Abstract

Introduction: Complete revascularization with percutaneous coronary intervention (PCI) has been shown to improve clinical outcomes in patients with acute coronary syndromes (ACS) and multivessel disease (MVD). In order to address the conflicting results reported with respect to the timing, we aimed to perform a meta-analysis of the available randomized controlled trials (RCTs). Methods: Online databases were searched for RCTs comparing immediate to staged complete PCI in patients presenting with ACS. The primary outcomes of interest were major adverse cardiovascular events (MACE), all cause death, myocardial infarction (MI), cardiovascular death, stent thrombosis, target lesion revascularization (TLR), target vessel revascularization (TVR), cerebrovascular events and bleeding at the longest available follow up. Pooled risk ratios (RR) and 95% confidence intervals (CI) were calculated using a random-effects model. Results: Three RCTs with a total of 2,261 patients, with 1,131 in the immediate PCI group and 1,130 in the staged PCI group were included.

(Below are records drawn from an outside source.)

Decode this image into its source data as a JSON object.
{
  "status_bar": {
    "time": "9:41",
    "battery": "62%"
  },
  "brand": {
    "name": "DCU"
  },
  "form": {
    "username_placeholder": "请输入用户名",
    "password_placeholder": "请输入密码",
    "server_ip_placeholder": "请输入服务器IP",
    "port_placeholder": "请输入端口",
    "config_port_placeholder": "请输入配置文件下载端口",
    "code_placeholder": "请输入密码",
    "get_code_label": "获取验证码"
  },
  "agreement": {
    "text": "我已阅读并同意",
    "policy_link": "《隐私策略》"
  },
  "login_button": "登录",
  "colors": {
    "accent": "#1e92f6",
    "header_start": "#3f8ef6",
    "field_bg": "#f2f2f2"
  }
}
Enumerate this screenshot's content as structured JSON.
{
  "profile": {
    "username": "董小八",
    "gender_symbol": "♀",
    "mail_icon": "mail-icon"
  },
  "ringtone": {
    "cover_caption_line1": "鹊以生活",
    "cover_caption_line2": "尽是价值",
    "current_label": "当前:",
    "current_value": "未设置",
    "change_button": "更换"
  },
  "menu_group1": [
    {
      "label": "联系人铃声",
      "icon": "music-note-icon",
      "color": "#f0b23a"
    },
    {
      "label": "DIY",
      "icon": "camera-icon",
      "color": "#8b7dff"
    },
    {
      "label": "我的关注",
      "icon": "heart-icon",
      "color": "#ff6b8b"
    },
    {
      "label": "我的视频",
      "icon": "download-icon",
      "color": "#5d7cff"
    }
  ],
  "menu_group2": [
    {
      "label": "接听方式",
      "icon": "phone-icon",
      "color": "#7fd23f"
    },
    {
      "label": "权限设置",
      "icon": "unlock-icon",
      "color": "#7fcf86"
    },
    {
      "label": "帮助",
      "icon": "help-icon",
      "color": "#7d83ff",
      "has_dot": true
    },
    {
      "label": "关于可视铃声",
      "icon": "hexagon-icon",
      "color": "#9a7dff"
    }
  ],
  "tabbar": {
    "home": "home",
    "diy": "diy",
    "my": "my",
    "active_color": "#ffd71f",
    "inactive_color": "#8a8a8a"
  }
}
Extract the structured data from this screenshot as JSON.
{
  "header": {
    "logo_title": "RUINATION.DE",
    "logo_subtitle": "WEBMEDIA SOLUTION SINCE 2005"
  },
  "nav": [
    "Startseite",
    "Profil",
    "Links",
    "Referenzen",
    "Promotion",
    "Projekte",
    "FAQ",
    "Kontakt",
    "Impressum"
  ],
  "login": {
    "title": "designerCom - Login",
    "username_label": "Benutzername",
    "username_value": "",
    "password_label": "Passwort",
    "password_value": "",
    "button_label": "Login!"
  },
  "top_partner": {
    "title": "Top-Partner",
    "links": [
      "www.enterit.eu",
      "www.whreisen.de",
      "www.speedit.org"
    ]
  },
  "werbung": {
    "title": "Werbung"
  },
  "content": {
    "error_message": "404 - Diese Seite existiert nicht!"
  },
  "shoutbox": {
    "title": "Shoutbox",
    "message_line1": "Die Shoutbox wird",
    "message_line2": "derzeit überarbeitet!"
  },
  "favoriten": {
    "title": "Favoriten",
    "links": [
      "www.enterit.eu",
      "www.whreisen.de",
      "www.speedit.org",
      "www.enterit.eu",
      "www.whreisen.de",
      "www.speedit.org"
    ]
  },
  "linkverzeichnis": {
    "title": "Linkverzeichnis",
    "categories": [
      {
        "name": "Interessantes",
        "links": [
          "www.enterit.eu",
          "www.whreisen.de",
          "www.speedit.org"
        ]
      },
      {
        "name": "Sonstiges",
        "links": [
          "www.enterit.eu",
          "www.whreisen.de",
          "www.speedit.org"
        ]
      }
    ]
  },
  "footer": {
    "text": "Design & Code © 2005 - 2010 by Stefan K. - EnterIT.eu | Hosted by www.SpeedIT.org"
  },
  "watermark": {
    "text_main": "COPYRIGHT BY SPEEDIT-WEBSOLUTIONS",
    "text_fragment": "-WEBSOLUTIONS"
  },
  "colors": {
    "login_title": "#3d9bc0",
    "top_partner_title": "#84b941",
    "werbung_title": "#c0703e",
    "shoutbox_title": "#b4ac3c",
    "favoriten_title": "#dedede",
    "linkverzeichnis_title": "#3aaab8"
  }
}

The mean age was 67 years, 79% of patients were men and the mean duration of follow up was 1 year. The immediate PCI group compared to staged complete PCI was associated with a significant reduction in MI (RR 0.50, 95% CI 0.31-0.83, p = 0.007) (Figure 1) and TVR (RR 0.58, 95% CI 0.41-0.80, p = 0.001). There were similar risks of cardiovascular death (RR 1.15, 95% CI 0.55-2.42, p = 0.71), TLR (RR 0.88, 95% CI 0.17-4.65, p = 0.88), cerebrovascular events (RR 0.87, 95% CI 0.41-1.82, p = 0.71), all-cause death (RR 1.30, 95% CI 0.48-3.50, p = 0.61), MACE (RR 0.70, 95% CI 0.48-1.02, p = 0.06), stent thrombosis (RR 0.89, 95% CI 0.36-2.22, p = 0.81) and bleeding (RR 0.65, 95% CI 0.18-2.41, p = 0.52) between the two groups. Conclusions: Complete PCI of the culprit and non-culprit vessels during the index procedure (immediate) significantly reduces the risk of MI and TVR when compared with staged PCI.